Hilfe, bin ich jetzt alt?

Deutschlands Golf-Senioren werden immer jünger. Das ist doch mal eine starke Schlagzeile! Ab 2017 wird aus der Altersklasse 35 die AK 30. Jetzt ist man also schon mit 30 im Seniorenalter. Hüftsteif und atemlos. Der Verband verspricht sich eine sportliche Aufwertung seiner Sportart. Aber wie es dabei um die Gefühlswelt der Aktiven steht, interessiert mal wieder keinen. Hilfe, bin ich jetzt alt? Darf ich trotzdem noch in der Bar feiern oder muss ich ab sofort ins Tanzcafé?

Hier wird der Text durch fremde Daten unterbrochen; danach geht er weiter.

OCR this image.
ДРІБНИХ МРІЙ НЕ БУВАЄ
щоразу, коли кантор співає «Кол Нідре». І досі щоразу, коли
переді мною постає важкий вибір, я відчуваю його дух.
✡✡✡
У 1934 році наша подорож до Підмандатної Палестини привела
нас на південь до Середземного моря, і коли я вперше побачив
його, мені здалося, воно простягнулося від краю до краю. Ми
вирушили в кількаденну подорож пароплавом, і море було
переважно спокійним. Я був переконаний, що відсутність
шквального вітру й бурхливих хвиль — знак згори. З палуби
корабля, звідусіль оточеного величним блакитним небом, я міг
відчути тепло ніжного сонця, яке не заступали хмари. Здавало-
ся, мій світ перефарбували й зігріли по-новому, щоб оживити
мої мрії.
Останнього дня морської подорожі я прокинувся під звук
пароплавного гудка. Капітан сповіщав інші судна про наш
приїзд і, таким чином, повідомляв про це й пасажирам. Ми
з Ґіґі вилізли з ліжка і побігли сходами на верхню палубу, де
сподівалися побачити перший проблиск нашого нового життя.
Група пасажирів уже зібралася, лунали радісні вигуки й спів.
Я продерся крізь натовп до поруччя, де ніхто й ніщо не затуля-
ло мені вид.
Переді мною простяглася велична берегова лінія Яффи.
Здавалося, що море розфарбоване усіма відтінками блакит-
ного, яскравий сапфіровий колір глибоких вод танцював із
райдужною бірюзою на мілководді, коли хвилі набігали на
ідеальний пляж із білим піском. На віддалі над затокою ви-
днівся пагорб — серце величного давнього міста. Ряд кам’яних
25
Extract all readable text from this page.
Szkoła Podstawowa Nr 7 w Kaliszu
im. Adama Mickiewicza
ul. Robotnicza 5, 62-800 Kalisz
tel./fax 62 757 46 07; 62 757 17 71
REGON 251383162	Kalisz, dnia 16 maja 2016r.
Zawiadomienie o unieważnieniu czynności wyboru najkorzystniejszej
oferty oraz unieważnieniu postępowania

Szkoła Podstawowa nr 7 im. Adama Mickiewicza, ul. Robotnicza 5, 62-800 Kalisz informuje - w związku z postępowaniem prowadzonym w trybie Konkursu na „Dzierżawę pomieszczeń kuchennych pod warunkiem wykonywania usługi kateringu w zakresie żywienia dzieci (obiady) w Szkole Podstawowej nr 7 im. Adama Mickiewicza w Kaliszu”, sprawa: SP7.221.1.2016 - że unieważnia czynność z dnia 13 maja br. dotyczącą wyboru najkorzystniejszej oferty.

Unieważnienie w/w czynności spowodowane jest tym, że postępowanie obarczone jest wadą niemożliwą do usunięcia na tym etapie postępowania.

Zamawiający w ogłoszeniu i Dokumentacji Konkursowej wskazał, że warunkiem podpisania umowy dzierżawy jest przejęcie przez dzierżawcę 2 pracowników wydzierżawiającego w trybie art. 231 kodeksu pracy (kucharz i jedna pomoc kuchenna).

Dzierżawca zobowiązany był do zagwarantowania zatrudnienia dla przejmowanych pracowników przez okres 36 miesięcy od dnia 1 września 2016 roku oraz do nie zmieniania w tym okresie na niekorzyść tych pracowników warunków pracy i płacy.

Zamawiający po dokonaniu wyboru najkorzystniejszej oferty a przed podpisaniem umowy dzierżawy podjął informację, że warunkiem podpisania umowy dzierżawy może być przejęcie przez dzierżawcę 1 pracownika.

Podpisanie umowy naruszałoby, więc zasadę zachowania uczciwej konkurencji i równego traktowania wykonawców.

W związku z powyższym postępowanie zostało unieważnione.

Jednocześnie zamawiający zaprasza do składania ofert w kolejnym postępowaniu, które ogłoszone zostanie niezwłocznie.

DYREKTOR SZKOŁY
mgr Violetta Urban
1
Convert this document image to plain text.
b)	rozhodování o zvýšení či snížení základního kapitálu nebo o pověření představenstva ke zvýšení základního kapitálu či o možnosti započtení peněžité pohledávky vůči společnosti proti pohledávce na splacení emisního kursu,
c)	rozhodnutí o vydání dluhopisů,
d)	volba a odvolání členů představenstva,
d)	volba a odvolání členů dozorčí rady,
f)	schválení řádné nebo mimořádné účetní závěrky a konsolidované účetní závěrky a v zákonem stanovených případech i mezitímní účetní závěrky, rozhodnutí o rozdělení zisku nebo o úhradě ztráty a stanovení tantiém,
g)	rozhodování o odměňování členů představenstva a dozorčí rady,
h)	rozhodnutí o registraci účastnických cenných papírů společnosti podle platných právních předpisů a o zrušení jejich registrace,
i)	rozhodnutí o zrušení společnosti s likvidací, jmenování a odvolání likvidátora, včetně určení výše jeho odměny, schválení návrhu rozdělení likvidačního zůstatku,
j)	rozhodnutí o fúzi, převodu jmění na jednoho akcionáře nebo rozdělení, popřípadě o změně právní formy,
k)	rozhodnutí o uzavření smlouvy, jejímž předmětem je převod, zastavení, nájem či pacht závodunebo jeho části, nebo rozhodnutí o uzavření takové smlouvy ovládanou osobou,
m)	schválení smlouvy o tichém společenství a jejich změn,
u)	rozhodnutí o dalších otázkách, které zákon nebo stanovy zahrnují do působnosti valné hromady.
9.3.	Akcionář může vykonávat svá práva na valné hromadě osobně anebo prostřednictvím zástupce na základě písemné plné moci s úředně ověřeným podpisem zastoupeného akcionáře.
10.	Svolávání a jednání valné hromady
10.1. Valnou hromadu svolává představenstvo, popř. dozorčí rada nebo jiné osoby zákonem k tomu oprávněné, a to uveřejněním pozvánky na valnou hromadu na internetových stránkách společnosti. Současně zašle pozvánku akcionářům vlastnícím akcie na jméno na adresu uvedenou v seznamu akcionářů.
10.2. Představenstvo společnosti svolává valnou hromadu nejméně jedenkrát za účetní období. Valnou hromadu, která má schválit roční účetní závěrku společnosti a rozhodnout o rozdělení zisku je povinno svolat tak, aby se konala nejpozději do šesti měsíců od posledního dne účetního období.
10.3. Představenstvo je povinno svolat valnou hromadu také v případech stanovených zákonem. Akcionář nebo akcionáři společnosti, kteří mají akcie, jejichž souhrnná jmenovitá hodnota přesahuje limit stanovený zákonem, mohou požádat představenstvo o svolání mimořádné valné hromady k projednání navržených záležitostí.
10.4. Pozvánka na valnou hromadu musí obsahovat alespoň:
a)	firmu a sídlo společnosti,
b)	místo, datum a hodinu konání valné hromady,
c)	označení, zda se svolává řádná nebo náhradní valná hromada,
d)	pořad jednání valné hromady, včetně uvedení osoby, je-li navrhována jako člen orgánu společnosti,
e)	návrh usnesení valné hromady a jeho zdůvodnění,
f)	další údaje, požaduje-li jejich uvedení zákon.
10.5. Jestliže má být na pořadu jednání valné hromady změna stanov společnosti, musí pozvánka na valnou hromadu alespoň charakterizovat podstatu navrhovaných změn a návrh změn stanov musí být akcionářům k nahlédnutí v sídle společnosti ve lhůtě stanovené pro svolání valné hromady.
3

Haben die in Wiesbaden das mit dem demografischen Wandel nicht richtig verstanden oder habe ich etwas Entscheidendes verpasst? Werden die Menschen nicht etwa immer älter? Hätte man die Altersklassen daher nicht eher nach oben verschieben müssen? Oder gibt's künftig etwa nach den Jungsenioren und den Senioren auch noch die Master-Senioren ab 70 und die Ultra-Senioren ab 80?

 

Der Verband sagt, man passe sein Spielsystem damit den internationalen Regelungen an. Langfristiges Ziel dieser Veränderungen sei es, die einzelnen Meisterschaften noch leistungsorientierter auszurichten, ihren sportlichen Wert zu erhöhen und zugleich dadurch ein durchweg einheitliches Wettkampfsystem zu haben. Klingt plausibel.  Aber wie fühlt man sich denn mit 38 als Jungsenior? Hilfe, ich bin alt! Werde ich jetzt auch bald mit dem Cart über den Platz rollen? Werde ich im Sekretariat darum betteln, mich beim nächsten Turnier mit der knackigen 20-Jährigen im Flight einzuteilen?  Hallo, Dr. Sommer, muss ich mich vor der Runde überhaupt noch aufwärmen oder darf ich jetzt auch direkt vom Auto gleich an den ersten Abschlag?

 

Aber jetzt mal im ernst. Die Golfer trifft es mit den Altersklassen gar nicht so schlimm. Vielleicht ist es einfach nur das Wörtchen Senior, das den Junggebliebenen so wehtut. Wobei die heute ja auch alle viel rüstiger sind als meine Oma früher mit 80. Erklimmen noch eifrig die Berggipfel um die Ecke, laufen mit über 70 noch Triathlon. Warum also sollten sie nicht auch noch ordentliches Golf spielen. Ein bisschen unkonventioneller vielleicht. Aber sonst? Eine gute Bekannte war vor einigen Jahren trotzdem kurz vor dem Nervenzusammenbruch, als es für sie, gerade den 50. Geburtstag so ausgelassen gefeiert wie einen 18., bei der Clubmeisterschaft nicht mehr um den Frauen-Titel, sondern um die Seniorinnen-Trophäe ging. Auch bei den Fußballern zählt man mit knapp über 30 schon zum alten Eisen, oder genauer gesagt zu den Alten Herren. Ü32 sagt da niemand.

Die Altersklassen in anderen Sportarten

Ja, manchmal würde ich gerne ein Schütze sein. Die haben's zwar ob ihrer schlechten Lobby oft nicht leicht, klingen irgendwie aber jünger. Von 21 bis 45 Jahren schießt man da als Damen und Herren, danach geht's für weitere zehn Jahre in die Altersklasse und erst ab 56 ist man ein Senior, bei den Bogenschützen sogar erst ab 65. Habe mal bei Wikipedia nachgeschlagen. Dort steht: "[...] Die Bezeichnung für ältere Sportler ist insgesamt sehr uneinheitlich. Während in einigen Sportarten der Begriff „Senioren“ als Synonym für den gesamten Erwachsenenbereich ab 18 Jahren verwendet wird (in der Abgrenzung zu den Junioren), gilt er in anderen Sportarten für Sportler ab einem bestimmten höheren Lebensalter (meist ca. 30 Jahre), ab dem man eine zurückgehende Leistungsfähigkeit unterstellt. [...]". Hallo, geht's noch!? Zurückgehende Leistungsfähigkeit? Was sollen dazu denn beispielsweise ein Bernhard Langer, eine Serena Williams oder gar ein Jaromir Jagr sagen, der mit 44 immer noch zu den besten Eishockeyspielern der Welt zählt?

Rabatte mit dem Clubausweis

Na gut, Ihr wollt es ja scheinbar nicht anders. Ich werd's demnächst mal ausprobieren. Im Schwimmbad vielleicht. Den DGV-Ausweis an der Kasse vorzeigen und freundlich nach dem Seniorentarif fragen. Mal sehen, ob sie mich dann erst verwirrt nach meinem Geburtsdatum fragen oder mir gleich den Vogel zeigen.